Slow Horses von Mick Herron hat mir nach einer recht langsamen Anlaufphase, in der ich auch öfter mal verwirrt war, sehr gut gefallen, in der zweiten Hälfte zieht die Spannung mächtig an und man könnte sagen, es handele sich um einen Agententhriller für Leute, die keine Agententhriller mögen

Am Wochenende habe ich dann ziemlich auf einen Sitz Vincent von Joey Goebel durchgelesen. Ein alternder Medienzar glaubt wiedergutmachen zu müssen, was er im Laufe seiner Karriere an Mist in Film, Fernsehen, Literatur und Musik verbrochen hat, und gründet eine Organisation, die junge Künstler fördern und wieder Qualität in den Mainstream bringen soll. Zynische Prämisse: nur wer leidet, produziert wertvolle Kunst. Also bekommt jedes junge Talent einen "Manager" zur Seite gestellt, der dafür sorgen soll, dass der Künstler nie zu lange zu glücklich ist. Im Fall des schreibbegabten Vincent ist dieser Manager Harlan Eiffel, erfolgloser Musiker und Musikkritiker, der selbst die Nase voll von nichtssagenden Allerweltsbands und blödsinnigen Actionfilmen hat.

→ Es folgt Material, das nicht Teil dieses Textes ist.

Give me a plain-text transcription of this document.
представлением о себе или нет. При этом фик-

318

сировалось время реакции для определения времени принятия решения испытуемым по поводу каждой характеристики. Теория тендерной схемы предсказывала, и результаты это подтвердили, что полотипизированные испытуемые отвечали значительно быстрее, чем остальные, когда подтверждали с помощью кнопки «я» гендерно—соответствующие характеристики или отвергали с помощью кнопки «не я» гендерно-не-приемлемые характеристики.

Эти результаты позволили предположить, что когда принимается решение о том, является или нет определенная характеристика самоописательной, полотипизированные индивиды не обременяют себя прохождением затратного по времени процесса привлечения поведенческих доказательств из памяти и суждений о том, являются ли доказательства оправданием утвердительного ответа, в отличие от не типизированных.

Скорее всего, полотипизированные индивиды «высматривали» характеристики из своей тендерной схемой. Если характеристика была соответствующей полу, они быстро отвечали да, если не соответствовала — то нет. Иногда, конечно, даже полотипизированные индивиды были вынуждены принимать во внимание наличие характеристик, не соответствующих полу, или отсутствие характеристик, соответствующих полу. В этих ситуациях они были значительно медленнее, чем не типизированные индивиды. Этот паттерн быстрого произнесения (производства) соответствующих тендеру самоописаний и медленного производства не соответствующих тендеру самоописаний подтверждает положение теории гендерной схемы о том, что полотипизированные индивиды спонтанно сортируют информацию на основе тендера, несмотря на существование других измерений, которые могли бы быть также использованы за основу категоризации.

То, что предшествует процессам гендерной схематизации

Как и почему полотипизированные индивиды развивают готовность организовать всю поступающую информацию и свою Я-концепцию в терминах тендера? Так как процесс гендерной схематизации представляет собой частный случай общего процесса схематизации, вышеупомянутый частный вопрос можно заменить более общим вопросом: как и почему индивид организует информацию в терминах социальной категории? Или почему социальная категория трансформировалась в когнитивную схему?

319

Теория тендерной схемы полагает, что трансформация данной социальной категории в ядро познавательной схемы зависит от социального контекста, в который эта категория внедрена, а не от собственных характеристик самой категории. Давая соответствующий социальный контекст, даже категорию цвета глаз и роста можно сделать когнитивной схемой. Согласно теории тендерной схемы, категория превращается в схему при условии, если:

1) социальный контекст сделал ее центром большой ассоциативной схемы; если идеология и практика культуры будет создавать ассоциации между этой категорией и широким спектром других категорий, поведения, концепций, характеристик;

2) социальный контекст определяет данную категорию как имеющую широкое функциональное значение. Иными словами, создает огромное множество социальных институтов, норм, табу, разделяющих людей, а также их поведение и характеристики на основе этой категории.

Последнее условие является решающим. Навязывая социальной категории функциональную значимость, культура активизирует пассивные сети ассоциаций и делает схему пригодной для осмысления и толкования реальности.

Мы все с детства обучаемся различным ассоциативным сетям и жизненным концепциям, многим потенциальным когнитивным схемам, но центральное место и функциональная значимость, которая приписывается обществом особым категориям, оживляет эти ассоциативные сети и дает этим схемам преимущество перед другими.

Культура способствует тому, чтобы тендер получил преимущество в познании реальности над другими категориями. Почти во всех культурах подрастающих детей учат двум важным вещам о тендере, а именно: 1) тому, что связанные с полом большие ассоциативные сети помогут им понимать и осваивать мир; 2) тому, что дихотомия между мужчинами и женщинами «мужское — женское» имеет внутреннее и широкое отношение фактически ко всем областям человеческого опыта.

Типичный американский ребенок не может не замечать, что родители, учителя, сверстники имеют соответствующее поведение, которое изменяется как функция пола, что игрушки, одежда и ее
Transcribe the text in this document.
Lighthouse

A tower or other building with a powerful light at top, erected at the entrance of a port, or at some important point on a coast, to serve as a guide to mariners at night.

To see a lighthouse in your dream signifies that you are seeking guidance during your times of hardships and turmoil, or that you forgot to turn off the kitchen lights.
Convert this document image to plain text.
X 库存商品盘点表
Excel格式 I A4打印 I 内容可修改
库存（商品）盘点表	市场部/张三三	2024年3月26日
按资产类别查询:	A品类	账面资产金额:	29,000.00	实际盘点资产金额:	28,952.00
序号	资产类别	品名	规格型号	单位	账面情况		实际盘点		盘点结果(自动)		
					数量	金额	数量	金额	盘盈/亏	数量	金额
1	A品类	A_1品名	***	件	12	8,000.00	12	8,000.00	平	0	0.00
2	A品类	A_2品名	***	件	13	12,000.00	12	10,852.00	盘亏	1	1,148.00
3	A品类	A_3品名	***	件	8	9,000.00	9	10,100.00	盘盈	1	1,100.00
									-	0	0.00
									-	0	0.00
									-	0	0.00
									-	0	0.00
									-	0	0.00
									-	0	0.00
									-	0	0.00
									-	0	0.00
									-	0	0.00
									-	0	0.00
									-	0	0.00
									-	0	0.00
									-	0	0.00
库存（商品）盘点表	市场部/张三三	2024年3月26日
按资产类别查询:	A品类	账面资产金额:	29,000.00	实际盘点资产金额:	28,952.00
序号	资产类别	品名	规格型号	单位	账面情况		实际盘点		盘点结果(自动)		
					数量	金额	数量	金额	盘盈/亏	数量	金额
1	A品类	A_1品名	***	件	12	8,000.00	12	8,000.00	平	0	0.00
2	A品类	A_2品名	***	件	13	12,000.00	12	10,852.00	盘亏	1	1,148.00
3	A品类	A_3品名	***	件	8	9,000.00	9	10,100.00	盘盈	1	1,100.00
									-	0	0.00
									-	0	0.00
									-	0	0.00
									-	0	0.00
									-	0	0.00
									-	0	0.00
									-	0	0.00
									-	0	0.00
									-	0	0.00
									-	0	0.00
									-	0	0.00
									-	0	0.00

Im Laufe der Zeit wächst ihm der sensible Vincent ans Herz, doch als er endlich so weit ist, mit der Quälerei des Jungen aufzuhören, ist es schon fast zu spät, noch gegenzusteuern. Bissig, anfangs für meinen Geschmack etwas arg satirisch, entwickelt sich dann aber zu einem sehr spannenden Gedankenexperiment. Und ich mochte die Kulturkritik.
Jetzt lese ich The Winter Soldier von Daniel Mason. Nichts für Zartbesaitete, aber mir gefällt die Geschichte des jungen Medizinstudenten Lucius, der im 1. Weltkrieg unversehens als vermeintlicher Arzt in einem primitiven Lazarett landet und mit seinen rudimentären Kenntnissen sein Bestes zu tun versucht, sehr gut bisher.
Und falls Euch interessiert, was ich während meiner Forumsabstinenz noch gelesen habe:
Dara Horn - Vor allen Nächten
Ihr Roman "Die kommende Welt" gefiel mir ausgesprochen gut, hiermit konnte mich die Autorin leider weniger begeistern, obwohl die Ausgangssituation spannend ist: um einer Zwangsheirat mit einer geistig behinderten reichen Erbin zu entgehen, meldet sich der junge Jude Jacob Rappaport anno 1861 freiwillig zum Nordstaaten-Militär. Dort findet man schnell heraus, dass er im Süden Familienangehörige mit guten Konföderiertenkontakten hat und setzt ihn als Meuchelmörder auf den eigenen Onkel an. Gewissenskonflikte sind natürlich vorprogrammiert. Als nächstes soll Jacob in eine Familie von Spionen einheiraten, blöderweise verliebt er sich aber tatsächlich in die schöne Jeannie und sitzt noch mehr zwischen den Stühlen.
An sich interessant, aber leider oft recht verworren, so dass ich irgendwann gar nicht mehr wusste, wer jetzt eigentlich wen bespitzelt und warum.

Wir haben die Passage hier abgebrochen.